An Iranian couple who resettled in Cambodia under an expensive program funded by Australia to keep asylum-seekers from its soil returned to their homeland, Cambodian and Australian officials said Tuesday.
Gen. Tan Sovichea, head of the refugee office in Cambodia's Interior Ministry, said the couple, who arrived from a refugee camp on the South Pacific island nation of Nauru last June, departed for Iran on Feb. 12.
He said five people had resettled in Cambodia from Nauru under a four-year, 55 million Australian dollar ($41 million) program financed by Australia, which also pays for the South Pacific camp housing more than 600 refugees.

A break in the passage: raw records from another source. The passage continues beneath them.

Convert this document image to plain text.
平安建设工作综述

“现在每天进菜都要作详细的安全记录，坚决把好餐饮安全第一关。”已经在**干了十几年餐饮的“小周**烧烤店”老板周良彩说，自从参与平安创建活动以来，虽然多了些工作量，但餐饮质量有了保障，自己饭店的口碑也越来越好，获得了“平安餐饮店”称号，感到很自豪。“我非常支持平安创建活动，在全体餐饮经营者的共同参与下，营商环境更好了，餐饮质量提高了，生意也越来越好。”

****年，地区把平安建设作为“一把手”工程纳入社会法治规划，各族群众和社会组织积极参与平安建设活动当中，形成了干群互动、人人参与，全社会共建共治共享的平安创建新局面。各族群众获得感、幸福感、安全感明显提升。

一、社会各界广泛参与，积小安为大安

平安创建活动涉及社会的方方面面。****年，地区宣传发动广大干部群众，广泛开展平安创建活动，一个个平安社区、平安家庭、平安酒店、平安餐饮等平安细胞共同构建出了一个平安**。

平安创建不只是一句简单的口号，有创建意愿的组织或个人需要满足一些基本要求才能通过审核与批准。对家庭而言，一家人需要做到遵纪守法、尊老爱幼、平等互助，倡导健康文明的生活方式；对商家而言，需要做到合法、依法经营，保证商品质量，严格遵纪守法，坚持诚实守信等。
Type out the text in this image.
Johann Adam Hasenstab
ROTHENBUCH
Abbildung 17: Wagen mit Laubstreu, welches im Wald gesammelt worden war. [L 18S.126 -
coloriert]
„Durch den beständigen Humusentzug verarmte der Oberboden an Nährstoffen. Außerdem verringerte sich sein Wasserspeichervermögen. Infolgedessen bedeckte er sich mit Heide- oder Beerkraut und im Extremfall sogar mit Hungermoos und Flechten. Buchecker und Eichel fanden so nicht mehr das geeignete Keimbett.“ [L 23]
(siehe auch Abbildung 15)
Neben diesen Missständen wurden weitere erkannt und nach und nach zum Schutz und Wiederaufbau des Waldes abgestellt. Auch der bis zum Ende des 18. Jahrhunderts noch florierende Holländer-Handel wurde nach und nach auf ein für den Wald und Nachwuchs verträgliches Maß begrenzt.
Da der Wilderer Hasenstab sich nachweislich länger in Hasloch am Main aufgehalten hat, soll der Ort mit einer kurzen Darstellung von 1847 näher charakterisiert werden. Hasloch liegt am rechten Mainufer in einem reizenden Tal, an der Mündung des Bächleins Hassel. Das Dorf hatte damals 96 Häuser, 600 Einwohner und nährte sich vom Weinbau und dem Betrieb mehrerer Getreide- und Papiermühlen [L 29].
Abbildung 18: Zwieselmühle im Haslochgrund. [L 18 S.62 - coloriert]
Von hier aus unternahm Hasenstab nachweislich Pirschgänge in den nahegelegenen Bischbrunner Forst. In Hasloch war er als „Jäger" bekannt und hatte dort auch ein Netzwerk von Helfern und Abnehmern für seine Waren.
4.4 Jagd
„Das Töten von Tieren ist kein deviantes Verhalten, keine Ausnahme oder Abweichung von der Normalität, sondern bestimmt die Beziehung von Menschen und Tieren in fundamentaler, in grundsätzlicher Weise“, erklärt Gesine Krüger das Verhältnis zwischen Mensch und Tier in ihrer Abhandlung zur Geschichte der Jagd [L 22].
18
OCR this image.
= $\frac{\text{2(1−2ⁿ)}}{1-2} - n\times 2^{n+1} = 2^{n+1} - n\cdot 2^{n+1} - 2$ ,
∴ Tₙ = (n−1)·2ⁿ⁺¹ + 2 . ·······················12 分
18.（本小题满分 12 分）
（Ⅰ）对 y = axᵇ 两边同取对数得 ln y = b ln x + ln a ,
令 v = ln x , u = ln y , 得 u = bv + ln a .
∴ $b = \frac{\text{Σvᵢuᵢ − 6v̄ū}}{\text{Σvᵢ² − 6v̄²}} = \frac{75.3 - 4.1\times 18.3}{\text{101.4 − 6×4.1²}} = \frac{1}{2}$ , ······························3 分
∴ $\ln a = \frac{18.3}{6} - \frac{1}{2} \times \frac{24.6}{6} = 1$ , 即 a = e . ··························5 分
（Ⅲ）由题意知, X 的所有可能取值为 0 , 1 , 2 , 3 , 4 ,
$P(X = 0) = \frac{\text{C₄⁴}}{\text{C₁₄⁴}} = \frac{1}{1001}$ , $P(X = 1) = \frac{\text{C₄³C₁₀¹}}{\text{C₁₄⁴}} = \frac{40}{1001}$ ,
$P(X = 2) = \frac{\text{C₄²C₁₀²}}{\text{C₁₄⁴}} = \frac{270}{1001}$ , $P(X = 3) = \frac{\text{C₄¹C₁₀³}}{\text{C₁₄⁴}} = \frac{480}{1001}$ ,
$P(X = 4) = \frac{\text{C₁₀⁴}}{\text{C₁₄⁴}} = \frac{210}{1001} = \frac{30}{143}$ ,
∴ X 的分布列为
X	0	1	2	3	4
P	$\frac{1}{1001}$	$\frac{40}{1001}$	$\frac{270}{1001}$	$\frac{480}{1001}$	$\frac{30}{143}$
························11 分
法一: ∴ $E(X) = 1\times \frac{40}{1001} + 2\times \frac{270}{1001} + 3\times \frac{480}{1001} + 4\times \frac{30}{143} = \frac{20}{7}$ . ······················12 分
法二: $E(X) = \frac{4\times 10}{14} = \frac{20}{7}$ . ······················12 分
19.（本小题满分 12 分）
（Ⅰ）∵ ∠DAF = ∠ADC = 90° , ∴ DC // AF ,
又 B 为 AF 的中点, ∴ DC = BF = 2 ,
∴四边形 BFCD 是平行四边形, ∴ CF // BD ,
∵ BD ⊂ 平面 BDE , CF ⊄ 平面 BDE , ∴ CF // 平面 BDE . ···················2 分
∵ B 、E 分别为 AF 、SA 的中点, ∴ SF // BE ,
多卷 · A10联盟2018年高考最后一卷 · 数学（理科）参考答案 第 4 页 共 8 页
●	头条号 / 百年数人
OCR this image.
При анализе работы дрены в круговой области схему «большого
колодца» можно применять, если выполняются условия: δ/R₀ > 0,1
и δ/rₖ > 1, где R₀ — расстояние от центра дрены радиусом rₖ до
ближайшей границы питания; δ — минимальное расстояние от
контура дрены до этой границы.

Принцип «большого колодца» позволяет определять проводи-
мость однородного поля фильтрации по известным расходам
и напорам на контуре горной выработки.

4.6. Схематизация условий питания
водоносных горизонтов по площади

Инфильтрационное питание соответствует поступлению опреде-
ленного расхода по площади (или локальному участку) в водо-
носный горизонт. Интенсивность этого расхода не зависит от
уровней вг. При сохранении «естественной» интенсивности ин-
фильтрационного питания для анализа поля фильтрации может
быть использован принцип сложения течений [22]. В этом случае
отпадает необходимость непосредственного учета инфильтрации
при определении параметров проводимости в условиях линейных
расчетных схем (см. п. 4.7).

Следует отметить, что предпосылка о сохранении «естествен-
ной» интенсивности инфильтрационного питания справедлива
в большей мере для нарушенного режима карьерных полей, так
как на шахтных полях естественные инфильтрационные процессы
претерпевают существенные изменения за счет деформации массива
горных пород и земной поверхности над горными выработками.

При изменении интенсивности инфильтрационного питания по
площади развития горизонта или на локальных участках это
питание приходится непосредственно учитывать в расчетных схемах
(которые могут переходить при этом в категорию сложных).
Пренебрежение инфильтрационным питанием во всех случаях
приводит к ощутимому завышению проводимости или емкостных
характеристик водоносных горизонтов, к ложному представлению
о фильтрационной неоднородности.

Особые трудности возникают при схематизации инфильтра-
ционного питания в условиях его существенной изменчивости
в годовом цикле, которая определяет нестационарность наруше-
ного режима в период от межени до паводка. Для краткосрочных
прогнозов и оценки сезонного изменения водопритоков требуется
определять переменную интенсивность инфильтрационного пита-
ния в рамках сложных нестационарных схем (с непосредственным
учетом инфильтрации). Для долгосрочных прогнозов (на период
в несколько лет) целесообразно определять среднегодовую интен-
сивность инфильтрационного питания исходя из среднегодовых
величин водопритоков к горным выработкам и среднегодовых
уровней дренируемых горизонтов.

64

Human rights activists claim conditions there are unhealthy.
“The Iranian couple told us that they decided to go back to Iran after they felt homesick,” Tan Sovichea said. “We respected their rights to leave and we welcome their decision.”
Last October, one of two ethnic Rohingya men resettled under the deal went home to Myanmar, leaving only an Iranian and another Rohingya in Cambodia. Tan Sovichea said they appeared to be happy with their new lives.
A statement released by a spokeswoman for Australian Immigration Minister Peter Dutton confirmed the Iranians' return home but declined to discuss related details.
It said the Australian government remained committed to supporting Cambodia's government in resettling refugees. “The Government holds firm on our policy that you if arrive by boat [to Australia] then you can either return to your country of origin or be resettled in a third country.”
Australia refuses to accept any refugees who attempt to reach its shores by boat. It pays Nauru and Papua New Guinea, which has a detention center on Manus Island, to hold them instead. The deal with Cambodia, finalized in September 2014, was criticized out of concern that Cambodia was too impoverished to handle the new residents and that its poor human rights record would put them at risk.
Critics also suggested that after the volunteers were sent to Phnom Penh, the program was poorly implemented, although the International Organization for Migration and other groups in Cambodia were providing housing, jobs, transport and education in addition to initial orientation.